04/19/2013 08:32 EDT | Updated 06/19/2013 05:12 EDT

Nova Scotia Minister Wants Law On Intimate Images In Wake Of Rehtaeh Parsons Tragedy

HALIFAX - Nova Scotia's justice minister is pushing Ottawa to make it illegal to distribute intimate images for a malicious or sexual purpose without consent, a move he says was prompted by the death of Rehtaeh Parsons.

Ross Landry said Friday that he plans to raise the matter with federal Justice Minister Rob Nicholson next week in Ottawa.

Landry said he decided to ask for changes to the Criminal Code after meeting with Leah Parsons, Rehtaeh's mother.

"It's one of the commitments that I made last week to Ms. Parsons in the discussion," said Landry.

"As I heard her and others speak, it's about images getting out there that don't have the permission of the parties involved."

Landry said he would like to see the law also result in the prosecution of people who redistribute the images in question. But he added that part of his discussion with Nicholson would focus on whether such a law would be enforceable.

Dan MacRury, a Crown prosecutor who is Nova Scotia's representative on a national cybercrime working group, said he believes an enforceable law could be put in place, despite the challenges presented by technology.

"The child pornography provisions that are before the code are enforceable and they involve technology at the present time," said MacRury.

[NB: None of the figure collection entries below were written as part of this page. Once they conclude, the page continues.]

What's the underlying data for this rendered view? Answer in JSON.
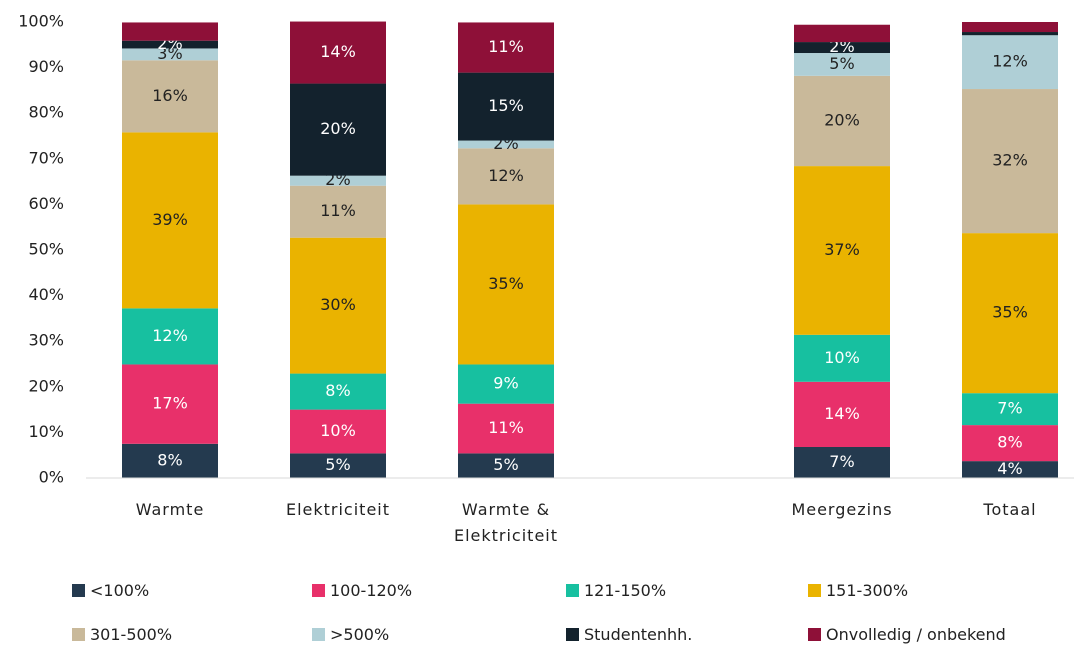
{
  "chart_data": {
    "type": "stacked_bar",
    "categories": [
      "Warmte",
      "Elektriciteit",
      "Warmte & Elektriciteit",
      null,
      "Meergezins",
      "Totaal"
    ],
    "ylim": [
      0,
      100
    ],
    "yticks": [
      {
        "value": 0,
        "label": "0%"
      },
      {
        "value": 10,
        "label": "10%"
      },
      {
        "value": 20,
        "label": "20%"
      },
      {
        "value": 30,
        "label": "30%"
      },
      {
        "value": 40,
        "label": "40%"
      },
      {
        "value": 50,
        "label": "50%"
      },
      {
        "value": 60,
        "label": "60%"
      },
      {
        "value": 70,
        "label": "70%"
      },
      {
        "value": 80,
        "label": "80%"
      },
      {
        "value": 90,
        "label": "90%"
      },
      {
        "value": 100,
        "label": "100%"
      }
    ],
    "series": [
      {
        "name": "<100%",
        "color": "#243a4f",
        "values": [
          7.5,
          5.4,
          5.4,
          null,
          6.8,
          3.7
        ],
        "value_labels": [
          "8%",
          "5%",
          "5%",
          null,
          "7%",
          "4%"
        ]
      },
      {
        "name": "100-120%",
        "color": "#e8306a",
        "values": [
          17.4,
          9.6,
          10.9,
          null,
          14.3,
          7.9
        ],
        "value_labels": [
          "17%",
          "10%",
          "11%",
          null,
          "14%",
          "8%"
        ]
      },
      {
        "name": "121-150%",
        "color": "#17c0a0",
        "values": [
          12.3,
          7.9,
          8.6,
          null,
          10.3,
          7
        ],
        "value_labels": [
          "12%",
          "8%",
          "9%",
          null,
          "10%",
          "7%"
        ]
      },
      {
        "name": "151-300%",
        "color": "#eab300",
        "values": [
          38.6,
          29.8,
          35.1,
          null,
          37,
          35.1
        ],
        "value_labels": [
          "39%",
          "30%",
          "35%",
          null,
          "37%",
          "35%"
        ]
      },
      {
        "name": "301-500%",
        "color": "#c9b99a",
        "values": [
          15.8,
          11.4,
          12.3,
          null,
          19.8,
          31.6
        ],
        "value_labels": [
          "16%",
          "11%",
          "12%",
          null,
          "20%",
          "32%"
        ]
      },
      {
        "name": ">500%",
        "color": "#afcfd6",
        "values": [
          2.6,
          2.2,
          1.7,
          null,
          5.0,
          11.8
        ],
        "value_labels": [
          "3%",
          "2%",
          "2%",
          null,
          "5%",
          "12%"
        ]
      },
      {
        "name": "Studentenhh.",
        "color": "#13222d",
        "values": [
          1.7,
          20.2,
          14.9,
          null,
          2.4,
          0.7
        ],
        "value_labels": [
          "2%",
          "20%",
          "15%",
          null,
          "2%",
          null
        ]
      },
      {
        "name": "Onvolledig / onbekend",
        "color": "#8e1038",
        "values": [
          4.0,
          13.6,
          11,
          null,
          3.8,
          2.2
        ],
        "value_labels": [
          null,
          "14%",
          "11%",
          null,
          null,
          null
        ]
      }
    ]
  }
}
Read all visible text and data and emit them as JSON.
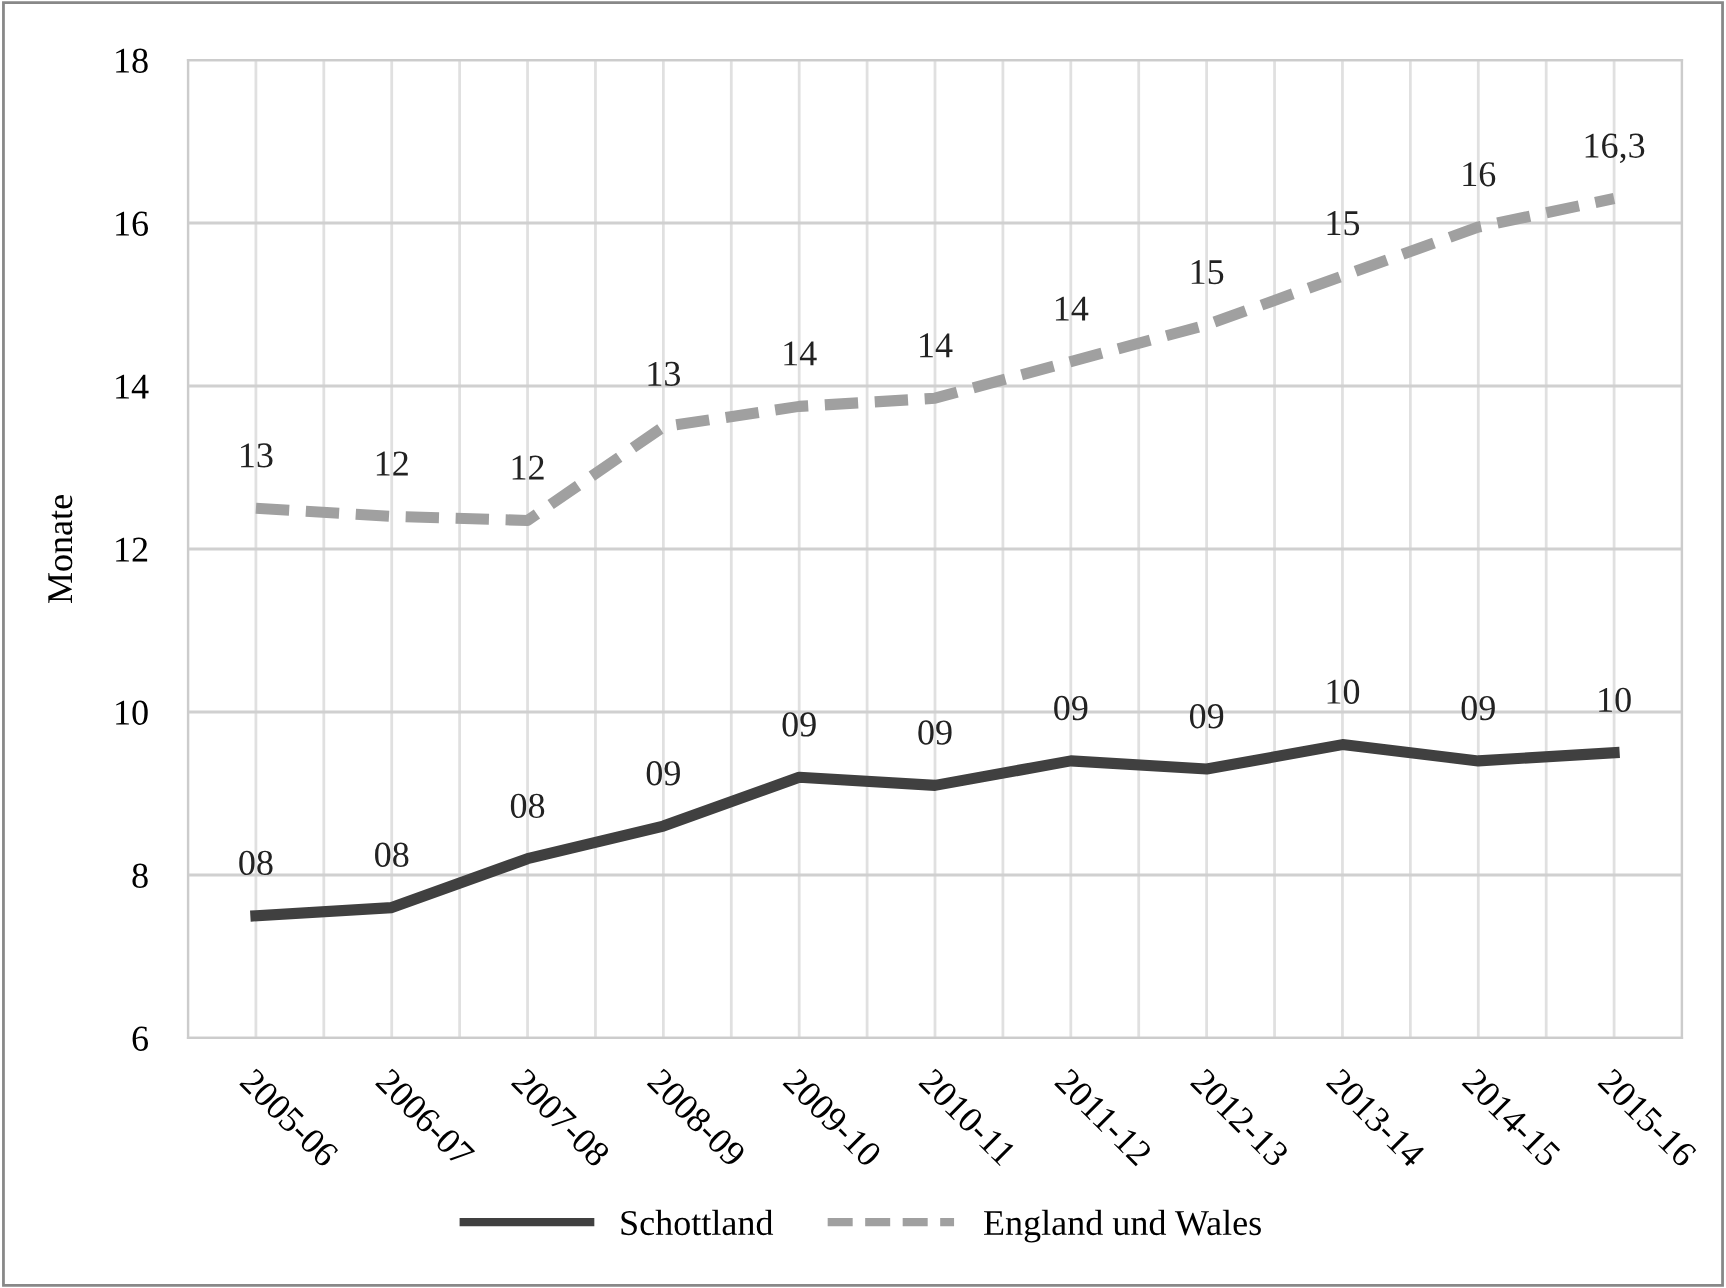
{
  "chart_data": {
    "type": "line",
    "ylabel": "Monate",
    "categories": [
      "2005-06",
      "2006-07",
      "2007-08",
      "2008-09",
      "2009-10",
      "2010-11",
      "2011-12",
      "2012-13",
      "2013-14",
      "2014-15",
      "2015-16"
    ],
    "series": [
      {
        "name": "Schottland",
        "color": "#404040",
        "line_style": "solid",
        "values": [
          7.5,
          7.6,
          8.2,
          8.6,
          9.2,
          9.1,
          9.4,
          9.3,
          9.6,
          9.4,
          9.5
        ],
        "value_labels": [
          "08",
          "08",
          "08",
          "09",
          "09",
          "09",
          "09",
          "09",
          "10",
          "09",
          "10"
        ]
      },
      {
        "name": "England und Wales",
        "color": "#a0a0a0",
        "line_style": "dashed",
        "values": [
          12.5,
          12.4,
          12.35,
          13.5,
          13.75,
          13.85,
          14.3,
          14.75,
          15.35,
          15.95,
          16.3
        ],
        "value_labels": [
          "13",
          "12",
          "12",
          "13",
          "14",
          "14",
          "14",
          "15",
          "15",
          "16",
          "16,3"
        ]
      }
    ],
    "ylim": [
      6,
      18
    ],
    "yticks": [
      6,
      8,
      10,
      12,
      14,
      16,
      18
    ],
    "grid": true,
    "legend": "bottom",
    "marker": "none"
  }
}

"From a technology point of view, it's like any investigation. (Police) would have to prove who sent the item."

He said what constitutes an intimate image would have to be worked out as the law is drafted, but the intent would be to crack down on the distribution of harmful images depicting genitalia.

"Obviously we wouldn't be looking at just kissing."

MacRury said while there are provisions in the Criminal Code that outlaw child pornography, there are no protections in place to prevent the malicious dissemination of sexual images for adults. He said the province would also push to address that gap.

A spokeswoman for Nicholson said in an emailed statement that federal, provincial and territorial officials were asked to identify "potential gaps in the Criminal Code on cyberbullying and the non-consensual distribution of intimate images."

Julie Di Mambro added that Nicholson "will propose to accelerate this review" when he meets with his counterparts next week.

Andrew Younger, the Liberal Opposition deputy house leader, said he welcomed the initiative, particularly after Landry had initially said he saw no reason to delve further into Rehtaeh's case.

"He recognized quite quickly that this was a more serious issue than he realized and he's taking action now," said Younger.

The 17-year-old Halifax girl attempted suicide on April 4 and was taken off life-support three days later. Her family alleges she was sexually assaulted by four boys in November 2011 and a photograph of the incident was passed around her school.

The RCMP said they looked into the allegations but concluded in consultation with Nova Scotia's Public Prosecution Service there were no grounds to lay charges. They have since reopened their investigation after receiving what they describe as "new and credible" information.

Premier Darrell Dexter has also announced an independent review of the RCMP's original investigation once the current probe concludes.

He also appointed Marilyn More, the minister responsible for the status of women, to oversee the province's overall response to Rehtaeh's death.

On Thursday, More announced the appointment of two education experts from Ontario to conduct an independent review of how the Halifax Regional School Board responded.